The governor also supports the immigration enforcement bill. “With this legislation, Florida is continuing to crack down on the smuggling of illegal aliens, stopping municipalities from issuing ID cards to people here illegally, and ensuring that employers are hiring American citizens or those here legally,” DeSantis said in February.
Wenski, who has been the archbishop of Miami since 2010 and is the metropolitan archbishop of the entire state of Florida, accused the governor of not being “empathetic.”
The Archbishop said in a March 23 statement:
The bill would criminalize “empathy” by expanding the definition of “human smuggling.” Anyone offering a ride to an undocumented migrant from church, school or workplace could be charged with a third degree felony. Requiring hospitals to collect data on patients’ immigration status would discourage migrants from seeking timely medical care and would end up overburdening hospital emergency rooms.
The sponsors of this bill want to take out their frustrations on the migrants with various punitive measures that unfairly demonize them and gratuitously seek to make their lives even more difficult.

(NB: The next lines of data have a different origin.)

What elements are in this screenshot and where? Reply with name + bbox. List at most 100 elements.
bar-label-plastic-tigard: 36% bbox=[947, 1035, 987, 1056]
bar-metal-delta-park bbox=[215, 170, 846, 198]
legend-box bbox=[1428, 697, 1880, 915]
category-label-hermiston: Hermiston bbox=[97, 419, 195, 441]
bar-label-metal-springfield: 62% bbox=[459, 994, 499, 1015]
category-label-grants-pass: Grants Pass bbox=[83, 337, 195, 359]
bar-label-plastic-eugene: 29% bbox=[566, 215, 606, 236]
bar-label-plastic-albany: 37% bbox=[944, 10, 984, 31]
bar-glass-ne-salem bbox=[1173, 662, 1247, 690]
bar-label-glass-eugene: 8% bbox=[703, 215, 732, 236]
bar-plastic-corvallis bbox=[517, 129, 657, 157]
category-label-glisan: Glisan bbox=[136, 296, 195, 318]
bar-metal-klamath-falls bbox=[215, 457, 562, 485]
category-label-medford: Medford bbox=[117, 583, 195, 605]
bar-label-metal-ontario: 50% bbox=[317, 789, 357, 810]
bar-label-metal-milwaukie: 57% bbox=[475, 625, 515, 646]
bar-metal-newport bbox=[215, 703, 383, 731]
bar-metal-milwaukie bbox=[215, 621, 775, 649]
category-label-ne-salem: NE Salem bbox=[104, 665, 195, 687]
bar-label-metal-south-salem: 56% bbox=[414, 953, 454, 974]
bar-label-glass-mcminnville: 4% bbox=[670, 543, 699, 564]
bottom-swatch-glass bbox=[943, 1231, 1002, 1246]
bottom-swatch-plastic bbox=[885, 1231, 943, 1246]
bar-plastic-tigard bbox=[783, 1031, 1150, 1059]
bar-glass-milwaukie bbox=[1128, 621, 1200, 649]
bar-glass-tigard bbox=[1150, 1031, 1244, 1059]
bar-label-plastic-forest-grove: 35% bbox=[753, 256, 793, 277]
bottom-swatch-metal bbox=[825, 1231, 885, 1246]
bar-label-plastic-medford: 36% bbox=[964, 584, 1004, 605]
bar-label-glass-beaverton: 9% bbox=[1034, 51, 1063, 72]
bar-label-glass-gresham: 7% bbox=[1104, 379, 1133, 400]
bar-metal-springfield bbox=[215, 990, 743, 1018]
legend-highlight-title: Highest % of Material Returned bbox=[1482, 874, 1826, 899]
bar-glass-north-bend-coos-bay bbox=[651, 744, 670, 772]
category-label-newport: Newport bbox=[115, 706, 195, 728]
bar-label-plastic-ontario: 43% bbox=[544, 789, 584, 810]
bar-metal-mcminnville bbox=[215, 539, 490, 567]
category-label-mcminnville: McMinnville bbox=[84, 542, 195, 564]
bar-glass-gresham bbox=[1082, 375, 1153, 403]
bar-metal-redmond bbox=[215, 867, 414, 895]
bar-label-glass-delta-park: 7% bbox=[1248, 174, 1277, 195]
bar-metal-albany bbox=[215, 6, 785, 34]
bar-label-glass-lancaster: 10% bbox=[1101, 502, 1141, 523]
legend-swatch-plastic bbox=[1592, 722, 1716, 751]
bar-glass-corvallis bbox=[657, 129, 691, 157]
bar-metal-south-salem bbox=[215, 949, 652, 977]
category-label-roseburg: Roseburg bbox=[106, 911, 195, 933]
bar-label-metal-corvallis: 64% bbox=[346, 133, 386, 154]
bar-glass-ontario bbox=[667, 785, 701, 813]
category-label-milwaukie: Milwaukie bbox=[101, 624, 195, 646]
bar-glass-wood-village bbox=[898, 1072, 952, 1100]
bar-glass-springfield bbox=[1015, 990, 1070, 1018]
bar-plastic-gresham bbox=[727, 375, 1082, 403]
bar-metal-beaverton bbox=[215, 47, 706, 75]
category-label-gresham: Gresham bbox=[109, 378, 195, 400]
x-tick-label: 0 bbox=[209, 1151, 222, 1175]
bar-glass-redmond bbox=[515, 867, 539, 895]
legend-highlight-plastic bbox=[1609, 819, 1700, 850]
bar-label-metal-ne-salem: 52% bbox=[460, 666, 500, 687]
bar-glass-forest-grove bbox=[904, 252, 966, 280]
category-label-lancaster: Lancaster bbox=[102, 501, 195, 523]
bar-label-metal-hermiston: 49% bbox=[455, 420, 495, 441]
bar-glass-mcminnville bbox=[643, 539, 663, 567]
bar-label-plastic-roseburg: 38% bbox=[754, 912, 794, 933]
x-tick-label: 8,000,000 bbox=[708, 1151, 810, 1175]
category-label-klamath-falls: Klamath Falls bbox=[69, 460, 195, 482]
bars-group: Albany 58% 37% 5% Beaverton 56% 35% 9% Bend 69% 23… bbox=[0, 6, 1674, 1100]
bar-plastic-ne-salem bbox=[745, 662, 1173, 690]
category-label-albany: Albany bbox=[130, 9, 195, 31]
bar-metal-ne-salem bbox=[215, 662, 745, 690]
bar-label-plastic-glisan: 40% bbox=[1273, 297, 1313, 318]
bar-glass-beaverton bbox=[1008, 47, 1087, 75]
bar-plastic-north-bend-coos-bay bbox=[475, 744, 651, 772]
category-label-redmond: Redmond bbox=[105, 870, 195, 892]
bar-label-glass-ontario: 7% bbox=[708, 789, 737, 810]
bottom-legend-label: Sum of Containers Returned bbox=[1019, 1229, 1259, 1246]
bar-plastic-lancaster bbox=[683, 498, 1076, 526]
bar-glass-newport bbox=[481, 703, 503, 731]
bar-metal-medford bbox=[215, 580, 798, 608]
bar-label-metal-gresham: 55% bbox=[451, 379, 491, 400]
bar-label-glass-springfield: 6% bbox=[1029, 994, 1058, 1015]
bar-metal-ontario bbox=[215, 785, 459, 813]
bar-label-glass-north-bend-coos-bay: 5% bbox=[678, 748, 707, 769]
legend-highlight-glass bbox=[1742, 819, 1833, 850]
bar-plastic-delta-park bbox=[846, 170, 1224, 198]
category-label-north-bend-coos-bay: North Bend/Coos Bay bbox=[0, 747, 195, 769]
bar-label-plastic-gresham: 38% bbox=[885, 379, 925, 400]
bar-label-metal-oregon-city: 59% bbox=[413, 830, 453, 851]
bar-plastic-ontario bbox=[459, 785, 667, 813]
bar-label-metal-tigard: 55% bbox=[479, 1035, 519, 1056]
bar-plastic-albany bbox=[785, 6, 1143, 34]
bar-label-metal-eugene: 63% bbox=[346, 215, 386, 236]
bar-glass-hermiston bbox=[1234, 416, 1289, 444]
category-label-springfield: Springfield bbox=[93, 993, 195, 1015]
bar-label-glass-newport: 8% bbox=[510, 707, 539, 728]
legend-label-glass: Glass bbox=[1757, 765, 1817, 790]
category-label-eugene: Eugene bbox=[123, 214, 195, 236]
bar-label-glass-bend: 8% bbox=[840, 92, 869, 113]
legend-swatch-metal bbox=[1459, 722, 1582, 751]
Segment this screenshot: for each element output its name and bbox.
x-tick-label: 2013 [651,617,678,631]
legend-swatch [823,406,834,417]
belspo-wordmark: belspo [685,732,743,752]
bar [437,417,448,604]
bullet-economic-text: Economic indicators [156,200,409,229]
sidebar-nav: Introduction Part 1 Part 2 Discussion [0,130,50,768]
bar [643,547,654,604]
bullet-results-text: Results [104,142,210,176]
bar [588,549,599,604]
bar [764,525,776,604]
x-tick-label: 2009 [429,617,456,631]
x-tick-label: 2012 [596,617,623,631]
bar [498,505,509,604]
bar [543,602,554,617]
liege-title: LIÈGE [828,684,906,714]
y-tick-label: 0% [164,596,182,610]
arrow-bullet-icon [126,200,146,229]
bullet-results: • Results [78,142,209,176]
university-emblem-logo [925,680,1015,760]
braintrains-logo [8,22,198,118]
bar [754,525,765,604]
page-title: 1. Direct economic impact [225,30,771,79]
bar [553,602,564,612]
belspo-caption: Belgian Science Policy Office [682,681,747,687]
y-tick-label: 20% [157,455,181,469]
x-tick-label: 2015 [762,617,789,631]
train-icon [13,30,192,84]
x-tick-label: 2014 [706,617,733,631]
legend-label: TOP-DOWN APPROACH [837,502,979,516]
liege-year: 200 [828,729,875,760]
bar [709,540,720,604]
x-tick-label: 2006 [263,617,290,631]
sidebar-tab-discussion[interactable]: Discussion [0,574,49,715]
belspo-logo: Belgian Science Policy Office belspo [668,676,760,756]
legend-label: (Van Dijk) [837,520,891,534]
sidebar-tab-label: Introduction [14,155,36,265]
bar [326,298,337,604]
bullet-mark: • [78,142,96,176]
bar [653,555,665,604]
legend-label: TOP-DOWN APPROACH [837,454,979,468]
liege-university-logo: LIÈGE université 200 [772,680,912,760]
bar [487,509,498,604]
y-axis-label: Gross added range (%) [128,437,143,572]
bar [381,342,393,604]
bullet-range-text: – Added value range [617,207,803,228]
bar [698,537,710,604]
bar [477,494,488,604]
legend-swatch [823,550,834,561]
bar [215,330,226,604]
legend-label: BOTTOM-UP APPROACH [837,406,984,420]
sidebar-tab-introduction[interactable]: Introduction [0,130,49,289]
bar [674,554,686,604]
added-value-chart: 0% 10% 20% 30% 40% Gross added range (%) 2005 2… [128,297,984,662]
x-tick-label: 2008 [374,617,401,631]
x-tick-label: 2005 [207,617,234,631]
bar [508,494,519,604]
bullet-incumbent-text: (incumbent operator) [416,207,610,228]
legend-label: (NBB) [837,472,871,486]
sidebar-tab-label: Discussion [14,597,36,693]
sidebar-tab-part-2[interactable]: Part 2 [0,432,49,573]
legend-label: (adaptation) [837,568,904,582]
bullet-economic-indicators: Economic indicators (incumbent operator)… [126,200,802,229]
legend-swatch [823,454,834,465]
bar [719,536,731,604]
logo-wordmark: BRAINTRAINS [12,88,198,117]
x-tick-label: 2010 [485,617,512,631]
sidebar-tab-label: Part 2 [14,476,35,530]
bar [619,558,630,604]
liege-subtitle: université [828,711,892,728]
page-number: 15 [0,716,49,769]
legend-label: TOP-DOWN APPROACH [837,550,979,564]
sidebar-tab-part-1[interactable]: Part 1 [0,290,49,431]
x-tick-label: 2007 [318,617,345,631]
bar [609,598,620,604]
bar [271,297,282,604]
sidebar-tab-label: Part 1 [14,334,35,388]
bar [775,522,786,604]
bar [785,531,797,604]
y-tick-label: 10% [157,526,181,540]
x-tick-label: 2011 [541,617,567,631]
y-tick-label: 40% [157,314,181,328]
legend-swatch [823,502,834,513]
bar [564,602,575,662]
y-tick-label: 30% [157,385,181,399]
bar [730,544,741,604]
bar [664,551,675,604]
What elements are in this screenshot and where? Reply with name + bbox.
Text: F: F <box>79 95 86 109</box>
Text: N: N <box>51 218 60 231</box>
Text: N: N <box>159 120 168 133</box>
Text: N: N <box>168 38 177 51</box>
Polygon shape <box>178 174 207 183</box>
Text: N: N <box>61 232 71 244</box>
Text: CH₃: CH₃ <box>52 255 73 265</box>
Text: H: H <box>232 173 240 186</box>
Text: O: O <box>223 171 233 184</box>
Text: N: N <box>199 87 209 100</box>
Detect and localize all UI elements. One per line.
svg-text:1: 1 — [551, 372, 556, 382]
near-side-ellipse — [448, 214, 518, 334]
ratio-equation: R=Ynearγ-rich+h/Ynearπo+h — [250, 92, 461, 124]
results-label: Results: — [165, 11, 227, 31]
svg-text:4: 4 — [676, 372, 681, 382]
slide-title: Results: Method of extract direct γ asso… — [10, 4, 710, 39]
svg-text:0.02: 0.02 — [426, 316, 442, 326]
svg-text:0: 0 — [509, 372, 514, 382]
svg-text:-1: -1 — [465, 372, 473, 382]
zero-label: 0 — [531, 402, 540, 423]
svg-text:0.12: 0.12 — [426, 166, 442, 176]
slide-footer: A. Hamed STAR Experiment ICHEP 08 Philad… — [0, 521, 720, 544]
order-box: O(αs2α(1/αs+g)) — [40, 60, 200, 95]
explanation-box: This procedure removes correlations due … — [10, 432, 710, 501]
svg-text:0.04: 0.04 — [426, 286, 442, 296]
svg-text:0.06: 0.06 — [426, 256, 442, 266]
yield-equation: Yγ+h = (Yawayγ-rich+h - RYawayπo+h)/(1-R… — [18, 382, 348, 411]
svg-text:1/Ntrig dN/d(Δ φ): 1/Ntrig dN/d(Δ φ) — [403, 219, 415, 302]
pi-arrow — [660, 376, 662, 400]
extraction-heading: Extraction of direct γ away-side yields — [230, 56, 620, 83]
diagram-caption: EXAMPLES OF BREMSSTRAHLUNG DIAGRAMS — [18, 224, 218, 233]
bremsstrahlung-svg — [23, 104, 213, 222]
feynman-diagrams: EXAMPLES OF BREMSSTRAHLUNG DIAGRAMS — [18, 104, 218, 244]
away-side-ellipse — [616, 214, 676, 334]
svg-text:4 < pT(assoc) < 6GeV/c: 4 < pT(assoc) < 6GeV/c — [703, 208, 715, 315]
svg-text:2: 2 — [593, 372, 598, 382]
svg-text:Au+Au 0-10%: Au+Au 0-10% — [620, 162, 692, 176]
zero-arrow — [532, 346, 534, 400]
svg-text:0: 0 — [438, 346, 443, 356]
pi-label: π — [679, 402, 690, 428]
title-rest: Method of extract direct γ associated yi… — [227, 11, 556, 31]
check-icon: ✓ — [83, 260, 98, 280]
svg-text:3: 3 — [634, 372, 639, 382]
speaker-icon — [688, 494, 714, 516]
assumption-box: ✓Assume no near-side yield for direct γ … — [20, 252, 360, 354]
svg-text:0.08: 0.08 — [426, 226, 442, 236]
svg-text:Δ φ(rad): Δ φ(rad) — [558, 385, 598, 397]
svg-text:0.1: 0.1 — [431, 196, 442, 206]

Theirs and our frustrations could more productively be directed towards Washington by urging Congress to address much needed immigration reform.
Some Catholics, however, say that in fact it is the absence of the law enforcement that DeSantis is pursuing that has resulted in the worst atrocities being committed against migrants.
During a Tuesday Congressional hearing, lawmakers from both major parties interrogated Robin Dunn Marcos, the Biden administration’s Director of the Office of Refugee Resettlement, about the whereabouts of 85,000 children.
“They’re 85,000 kids who came across the border, we don’t know [where they are], is that right?” asked Rep. Glenn Grothman, R-WI. Dunn Marcos failed to give a coherent answer to the question.
Rep. Grothman’s colleague Rep. Jake LaTurner, R-KS, added that the questioning of Dunn Marcos showed how Biden’s lax immigration policies and the ensuing border crisis “endangered the well-being of unaccompanied migrant children.”
This is not the first time that Archbishop Wenski has criticized DeSantis for his efforts to curb the border crisis.
Last year, Wenski came under fire for mistakenly repeating a false activist talking point: that DeSantis had referred to children illegally crossing the border as “disgusting.” That false information originated from an anti-DeSantis attack ad during the run-up to the 2022 Florida gubernatorial election, which the governor won in a nearly 20-point landslide.
CatholicVote at the time reported:
A spokesperson for Gov. DeSantis told CatholicVote: “Coverage of the ad and the basis of the ad intentionally defame Governor DeSantis by misquoting remarks the Governor made at an event last week at the Museum of the Cuban Diaspora in honor and in celebration of immigrants who arrived in the United States as children.”
“The ad is based on a knowingly false premise,” the spokesperson told CatholicVote:
Gov. DeSantis did not call unaccompanied minors “repugnant” or “disgusting.” He said: “I just think there’s a lot of bad analogies that get made in modern political discourse. But to equate what’s going on with the Southern border with mass trafficking of humans, illegal entry, drugs, all this other stuff with operation Pedro Pan, quite frankly, is disgusting. It’s wrong. It is not even close to the same thing.”
DeSantis, as well as CatholicVote CEO Brian Burch, asked Wenski for an apology and a retraction.